Hoje, século XXI, não estamos tão livres assim como muitos apregoam, o que antes era uma preocupação, hoje, acontece realmente, há em todos os lugares um excesso de tudo, onde cada um pode aproveitar da melhor forma possível, mas esse excesso de tudo também tem a força de escravizar, negligencia-se que há toda uma estrutura por trás, isto é, quanto mais liberdade, mais somos amarrados de várias maneiras, as chibatas e troncos de antes, foram agora trocados pela vigilância cerrada, somos escravos do sistema financeiro internacional, somos reféns de alguns países que pretendem dominar o Planeta, uma guerra na longínqua Ucrânia deixa o mundo de mãos atadas, quantos são também os escravos dos cliques diuturnos, das imagens fabricadas, das falácias encomendadas; apesar de tantas luzes e brilhos, o ser humano ainda não aprendeu a enxergar o outro lado.

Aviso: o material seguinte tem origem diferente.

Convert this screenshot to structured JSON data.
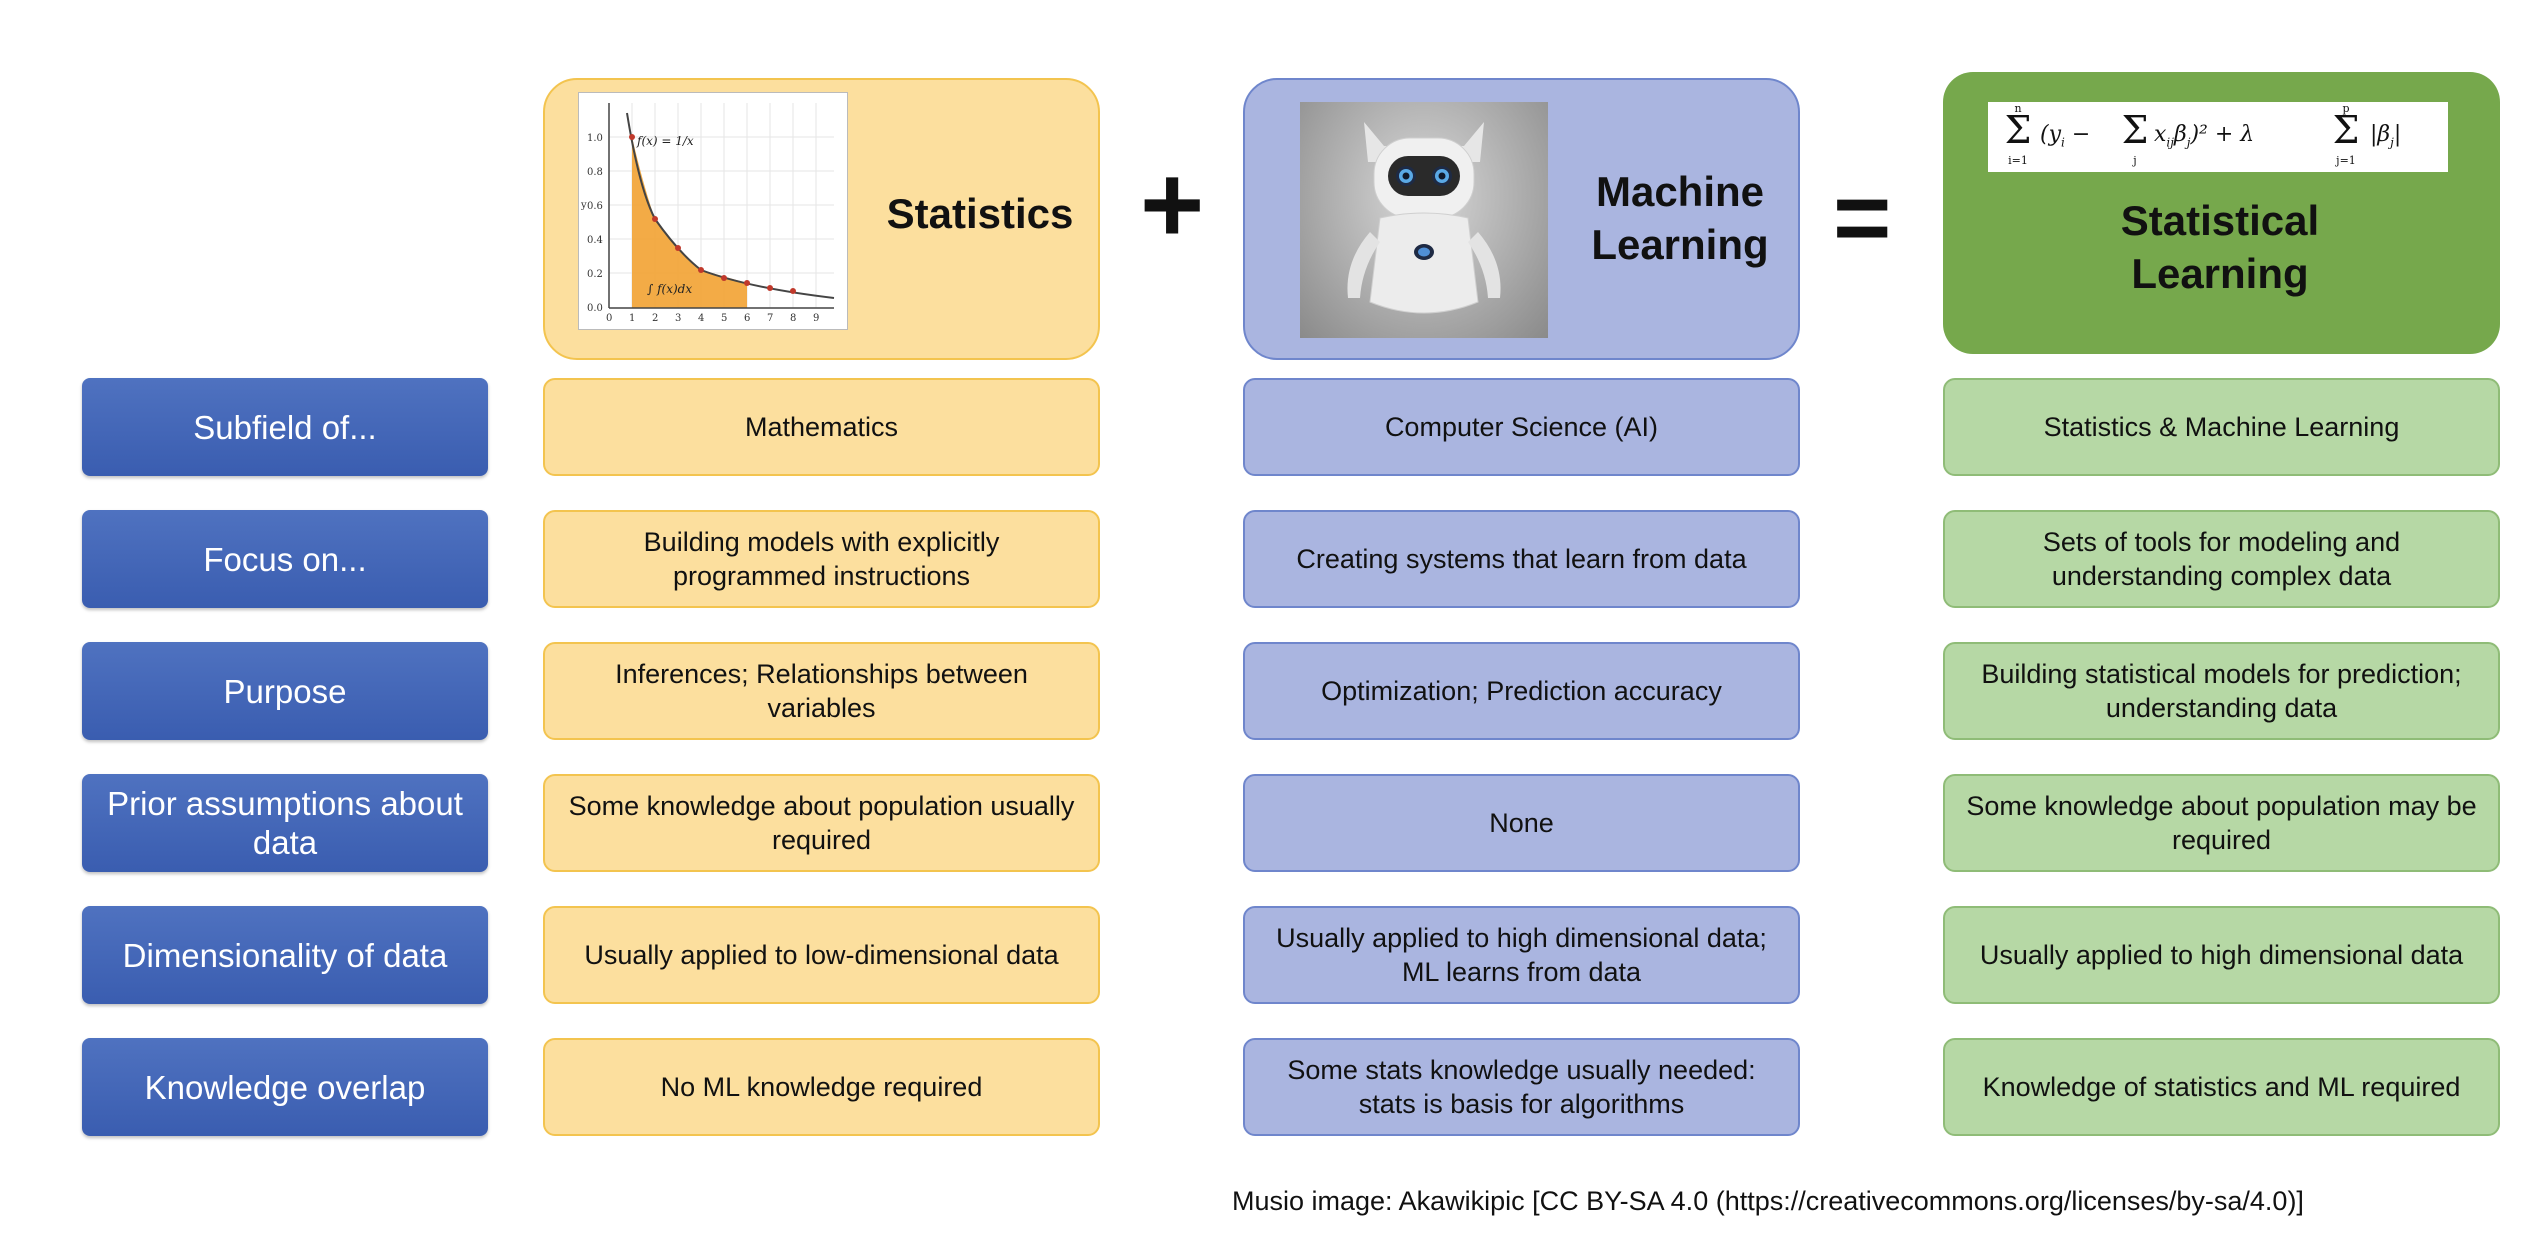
{
  "columns": {
    "statistics": {
      "title": "Statistics"
    },
    "machine_learning": {
      "title_line1": "Machine",
      "title_line2": "Learning"
    },
    "statistical_learning": {
      "title_line1": "Statistical",
      "title_line2": "Learning"
    }
  },
  "operators": {
    "plus": "+",
    "equals": "="
  },
  "graph": {
    "func_label": "f(x) = 1/x",
    "integral_label": "∫ f(x)dx",
    "y_ticks": [
      "0.0",
      "0.2",
      "0.4",
      "0.6",
      "0.8",
      "1.0"
    ],
    "x_ticks": [
      "0",
      "1",
      "2",
      "3",
      "4",
      "5",
      "6",
      "7",
      "8",
      "9"
    ],
    "y_axis_label": "y"
  },
  "formula": {
    "sum1": "Σ",
    "sum1_top": "n",
    "sum1_bottom": "i=1",
    "term1": "(y",
    "sub_i": "i",
    "minus": " − ",
    "sum2": "Σ",
    "sum2_bottom": "j",
    "term2": "x",
    "sub_ij": "ij",
    "term3": "β",
    "sub_j": "j",
    "term4": ")² + λ",
    "sum3": "Σ",
    "sum3_top": "p",
    "sum3_bottom": "j=1",
    "term5": "|β",
    "sub_j2": "j",
    "term6": "|"
  },
  "rows": [
    {
      "label": "Subfield of...",
      "statistics": "Mathematics",
      "machine_learning": "Computer Science (AI)",
      "statistical_learning": "Statistics & Machine Learning"
    },
    {
      "label": "Focus on...",
      "statistics": "Building models with explicitly programmed instructions",
      "machine_learning": "Creating systems that learn from data",
      "statistical_learning": "Sets of tools for modeling and understanding complex data"
    },
    {
      "label": "Purpose",
      "statistics": "Inferences; Relationships between variables",
      "machine_learning": "Optimization; Prediction accuracy",
      "statistical_learning": "Building statistical models for prediction;  understanding data"
    },
    {
      "label": "Prior assumptions about data",
      "statistics": "Some knowledge about population usually required",
      "machine_learning": "None",
      "statistical_learning": "Some knowledge about population may be required"
    },
    {
      "label": "Dimensionality of data",
      "statistics": "Usually applied to low-dimensional data",
      "machine_learning": "Usually applied to high dimensional data; ML learns from data",
      "statistical_learning": "Usually applied to high dimensional data"
    },
    {
      "label": "Knowledge overlap",
      "statistics": "No ML knowledge required",
      "machine_learning": "Some stats knowledge usually needed: stats is basis for algorithms",
      "statistical_learning": "Knowledge of statistics and ML required"
    }
  ],
  "caption": "Musio image: Akawikipic [CC BY-SA 4.0 (https://creativecommons.org/licenses/by-sa/4.0)]",
  "colors": {
    "row_label": "#4a6cc0",
    "statistics": "#fcdf9e",
    "machine_learning": "#aab5e0",
    "statistical_learning": "#76a84c"
  }
}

Bioeticamente, esse treze de maio de dois mil e vinte e três dá o que pensar, precisa ser revisitado e aprofundado, pois a escravidão contemporânea é real e bem dissimulada, qualquer um pode ser a qualquer momento engolido por ela, basta não estar vigilante, a escravidão moderna usa o que há de melhor no mundo tecnológico, a diversidade é então imensa. Pensemos por um breve espaço de tempo na escravidão que estamos promovendo para com a Mãe Terra, dela fazemos pouco ou nenhum caso, não nos interessamos se ela está bem de saúde ou está agonizando, queremos pura e simplesmente que ela produza, que nos dê o melhor, que satisfaça nossos desejos incontroláveis, bem ao estilo do que se fez no Brasil colônia; assim como foi feito aos africanos, hoje tiramos o melhor dela e lhe entregamos o pior, isto é, a sujeira, envenenamento das águas, poluição de todo tipo, uma depredação inexplicável,; sendo assim que diferença tem o senhor do engenho de antes, com os agora senhores dono do mundo? Escravidão, tão longe e assim tão perto de nós.
Rosel Antonio Beraldo, mora em Verê-PR, Mestre em Bioética e Especialista em Filosofia pela PUC-PR; Anor Sganzerla, de Curitiba-PR, é Doutor e Mestre em Filosofia, é professor titular de Bioética na PUCPR.